Tri-City Ledger -

By Carolyn Bivins
Guest Writer 

A few tips to help make this Halloween safe

 

October 25, 2018



For many people, autumn events like Halloween and Harvest Day are fun times to dress up in costumes, go trick-or-treating, trunk or treating, to a fall festival, and eat yummy treats.

These events are also opportunities to provide nutritious snacks, get physical activity, and focus on safety.

Going Trick-or-Treating or Trunk-or-Treating?

Follow these tips to help make the festivities fun and safe for your love ones:

Swords, knives, and similar costume accessories should be short, soft, and flexible.

Avoid trick-or-treating alone. Walk in groups or with a trusted adult. Carry a cell phone for quick communicating.

Fasten reflective tape to costumes and bags to help drivers see you better.

Examine all treats for choking hazards and tampering (preferably by a responsible adult) before eating them. Limit the amount of treats you eat.

Hold a flashlight while trick-or-treating to help you see and others see you. Only go to homes with porch lights on. Always WALK and don't run from house to house.

Always test make-up in a small area first. Remove it before bedtime to prevent possible skin and eye irritation.

Look both ways before crossing the street. Use established crosswalks wherever possible.

Lower your risk for serious eye injury by not wearing “pretend” decorative contact lenses or masks.

Only walk on sidewalks whenever possible, or on the far edge of the road facing traffic to stay safe.

Wear well-fitting masks, costumes, and shoes to avoid blocked vision, trips, and falls. Purchase flame-resistant costumes too.

Eat only factory-wrapped treats. Avoid eating homemade treats made by strangers.

Enter homes only if you're with a trusted adult. Only visit well-lit houses. Don't stop at dark houses. Never accept rides from strangers.
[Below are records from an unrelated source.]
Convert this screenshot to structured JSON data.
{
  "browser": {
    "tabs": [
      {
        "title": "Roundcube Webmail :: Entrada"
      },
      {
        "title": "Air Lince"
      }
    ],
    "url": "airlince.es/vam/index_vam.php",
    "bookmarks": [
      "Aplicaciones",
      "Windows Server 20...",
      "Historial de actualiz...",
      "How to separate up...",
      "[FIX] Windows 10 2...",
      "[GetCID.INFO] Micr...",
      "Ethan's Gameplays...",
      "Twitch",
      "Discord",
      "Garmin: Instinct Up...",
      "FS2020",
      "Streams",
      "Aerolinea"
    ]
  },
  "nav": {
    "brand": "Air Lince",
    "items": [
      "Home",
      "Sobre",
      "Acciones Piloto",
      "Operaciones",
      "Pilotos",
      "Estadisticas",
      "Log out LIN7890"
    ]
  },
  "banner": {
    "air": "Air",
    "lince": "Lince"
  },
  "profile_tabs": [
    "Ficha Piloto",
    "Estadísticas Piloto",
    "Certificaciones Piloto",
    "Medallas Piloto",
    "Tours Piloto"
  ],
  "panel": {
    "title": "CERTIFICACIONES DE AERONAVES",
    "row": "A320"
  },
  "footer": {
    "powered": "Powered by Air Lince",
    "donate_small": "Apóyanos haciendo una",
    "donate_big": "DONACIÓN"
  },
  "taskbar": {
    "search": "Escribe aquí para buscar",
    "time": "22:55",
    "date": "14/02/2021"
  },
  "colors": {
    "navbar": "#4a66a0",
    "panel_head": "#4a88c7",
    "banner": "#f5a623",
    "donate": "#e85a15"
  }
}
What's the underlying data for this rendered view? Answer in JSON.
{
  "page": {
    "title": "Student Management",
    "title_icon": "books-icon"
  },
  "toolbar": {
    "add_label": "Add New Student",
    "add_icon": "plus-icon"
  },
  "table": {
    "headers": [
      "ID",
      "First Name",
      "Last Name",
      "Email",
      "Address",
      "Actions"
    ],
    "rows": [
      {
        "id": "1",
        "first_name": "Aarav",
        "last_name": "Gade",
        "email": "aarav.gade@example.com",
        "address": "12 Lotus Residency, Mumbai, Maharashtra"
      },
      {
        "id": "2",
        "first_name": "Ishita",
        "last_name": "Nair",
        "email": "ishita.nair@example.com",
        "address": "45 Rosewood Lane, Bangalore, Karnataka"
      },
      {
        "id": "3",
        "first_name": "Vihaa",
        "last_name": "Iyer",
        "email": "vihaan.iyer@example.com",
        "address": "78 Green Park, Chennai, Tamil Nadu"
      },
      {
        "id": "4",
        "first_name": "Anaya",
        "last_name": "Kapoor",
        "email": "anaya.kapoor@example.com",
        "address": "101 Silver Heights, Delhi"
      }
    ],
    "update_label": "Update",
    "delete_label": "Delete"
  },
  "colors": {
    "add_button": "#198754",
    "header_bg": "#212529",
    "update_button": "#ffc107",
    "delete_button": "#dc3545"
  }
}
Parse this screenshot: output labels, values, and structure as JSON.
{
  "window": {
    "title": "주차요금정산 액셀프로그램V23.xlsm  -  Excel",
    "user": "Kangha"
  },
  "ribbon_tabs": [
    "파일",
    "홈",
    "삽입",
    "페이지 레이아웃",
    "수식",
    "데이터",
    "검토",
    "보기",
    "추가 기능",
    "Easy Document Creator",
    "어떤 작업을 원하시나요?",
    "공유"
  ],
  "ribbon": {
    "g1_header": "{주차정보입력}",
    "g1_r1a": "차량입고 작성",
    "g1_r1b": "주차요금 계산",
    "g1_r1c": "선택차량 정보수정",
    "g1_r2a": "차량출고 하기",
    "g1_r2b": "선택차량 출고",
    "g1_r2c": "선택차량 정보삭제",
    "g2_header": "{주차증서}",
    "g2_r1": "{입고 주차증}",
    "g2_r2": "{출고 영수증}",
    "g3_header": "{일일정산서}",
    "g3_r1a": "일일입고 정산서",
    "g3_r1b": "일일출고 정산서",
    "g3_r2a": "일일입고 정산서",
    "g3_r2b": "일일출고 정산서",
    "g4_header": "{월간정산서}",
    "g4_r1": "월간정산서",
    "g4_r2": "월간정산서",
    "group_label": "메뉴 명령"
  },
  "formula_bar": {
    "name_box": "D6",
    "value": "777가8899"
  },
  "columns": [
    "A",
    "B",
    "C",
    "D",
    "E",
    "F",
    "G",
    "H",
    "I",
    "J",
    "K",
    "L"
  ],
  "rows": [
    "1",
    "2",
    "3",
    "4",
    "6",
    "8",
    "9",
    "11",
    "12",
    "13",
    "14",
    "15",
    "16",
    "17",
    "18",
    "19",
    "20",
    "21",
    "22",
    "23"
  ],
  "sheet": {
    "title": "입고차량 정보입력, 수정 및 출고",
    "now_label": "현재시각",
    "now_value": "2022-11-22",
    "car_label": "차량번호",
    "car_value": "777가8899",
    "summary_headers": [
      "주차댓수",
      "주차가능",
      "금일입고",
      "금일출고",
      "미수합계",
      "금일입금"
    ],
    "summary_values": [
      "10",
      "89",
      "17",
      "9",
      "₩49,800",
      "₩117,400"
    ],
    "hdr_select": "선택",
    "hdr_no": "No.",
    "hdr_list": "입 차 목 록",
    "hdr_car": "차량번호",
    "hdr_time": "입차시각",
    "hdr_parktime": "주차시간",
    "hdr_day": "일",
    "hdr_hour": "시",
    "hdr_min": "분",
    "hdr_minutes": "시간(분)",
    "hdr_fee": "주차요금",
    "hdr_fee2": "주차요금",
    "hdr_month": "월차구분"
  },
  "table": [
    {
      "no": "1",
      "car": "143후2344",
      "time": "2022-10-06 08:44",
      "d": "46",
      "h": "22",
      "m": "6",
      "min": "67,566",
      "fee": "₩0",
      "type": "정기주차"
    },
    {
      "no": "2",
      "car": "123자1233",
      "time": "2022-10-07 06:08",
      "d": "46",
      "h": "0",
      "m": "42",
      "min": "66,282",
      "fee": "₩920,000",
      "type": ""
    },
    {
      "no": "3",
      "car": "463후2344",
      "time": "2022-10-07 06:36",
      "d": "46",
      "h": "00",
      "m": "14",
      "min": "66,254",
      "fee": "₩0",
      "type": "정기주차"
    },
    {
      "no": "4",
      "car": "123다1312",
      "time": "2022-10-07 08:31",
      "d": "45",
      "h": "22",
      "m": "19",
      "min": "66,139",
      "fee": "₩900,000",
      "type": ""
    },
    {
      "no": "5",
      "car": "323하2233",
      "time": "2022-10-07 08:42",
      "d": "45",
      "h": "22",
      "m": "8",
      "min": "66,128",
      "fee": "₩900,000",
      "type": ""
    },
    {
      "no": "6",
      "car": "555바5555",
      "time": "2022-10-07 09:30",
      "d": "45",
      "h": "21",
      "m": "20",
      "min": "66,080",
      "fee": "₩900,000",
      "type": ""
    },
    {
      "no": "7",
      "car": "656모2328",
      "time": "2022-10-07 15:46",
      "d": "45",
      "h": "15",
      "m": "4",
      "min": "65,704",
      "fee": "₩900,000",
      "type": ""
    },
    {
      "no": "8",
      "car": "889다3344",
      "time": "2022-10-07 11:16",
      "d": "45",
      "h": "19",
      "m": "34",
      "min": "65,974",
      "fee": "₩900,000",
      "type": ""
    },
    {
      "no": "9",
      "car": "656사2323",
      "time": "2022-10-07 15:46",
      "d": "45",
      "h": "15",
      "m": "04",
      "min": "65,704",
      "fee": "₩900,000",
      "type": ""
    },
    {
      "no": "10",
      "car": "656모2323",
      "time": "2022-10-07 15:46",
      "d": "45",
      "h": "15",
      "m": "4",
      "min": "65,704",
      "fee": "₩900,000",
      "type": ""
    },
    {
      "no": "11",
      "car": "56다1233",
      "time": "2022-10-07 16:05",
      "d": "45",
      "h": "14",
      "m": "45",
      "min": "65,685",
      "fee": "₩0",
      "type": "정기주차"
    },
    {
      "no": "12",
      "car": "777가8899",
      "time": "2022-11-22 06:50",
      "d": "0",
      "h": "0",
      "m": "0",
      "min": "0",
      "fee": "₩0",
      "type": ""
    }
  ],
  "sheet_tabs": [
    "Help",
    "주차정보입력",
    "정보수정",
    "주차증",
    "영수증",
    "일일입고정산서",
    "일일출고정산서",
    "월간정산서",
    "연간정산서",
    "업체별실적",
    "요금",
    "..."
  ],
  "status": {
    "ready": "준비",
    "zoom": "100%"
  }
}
Never walk near lit candles or luminaries. Better still, remind adults to use flash lights, glo-sticks or small battery operated lights in place of the candles.

Expecting trick-or-treaters or party guests?

Provide healthier treats for trick-or-treaters such as low-calorie treats and drinks. For party guests, offer a variety of fruits, vegetables, and cheeses.

Use party games and trick-or-treat time as an opportunity for kids to get their daily dose of 60 minutes of physical activity.

Be sure walking areas and stairs are well-lit and free of obstacles that could result in falls.

Keep candle-lit jack o'lanterns and luminaries away from doorsteps, walkways, landings, and curtains.

Better still, glo sticks, small battery operated lights or flash lights in place of candles. Place them on sturdy tables, keep them out of the reach of pets and small children, and never leave the items unattended or use the battery operated slight

Remind drivers to watch out for trick-or-treaters and to drive safely. By following these tips you can help make the festivities fun and safe for everyone! Source: CDC Office of Women's Health

HEALTHY OCTOBER CELEBRATION TIPS:

A good, healthy dinner prior to parties and trick-or-treating or trunk or treating will discourage children from filling up on Haloween treats.

Consider purchasing non-food treats for those who visit your home, such as coloring books, stickers, or pens and pencils.

Wait until children are home to sort and check treats. Though tampering is rare, a responsible adult should closely examine all treats and throw away any spoiled, unwrapped or suspicious items.

Try to ration treats for the days and weeks following Halloween to prevent overindulging, which will lead to a stomachache and ruin the night’s fun.

Make sure the Halloween and Harvest Festival night are fun and safe with the suggested tips above.  These tips will help guarantee you all a ghoulishly good time.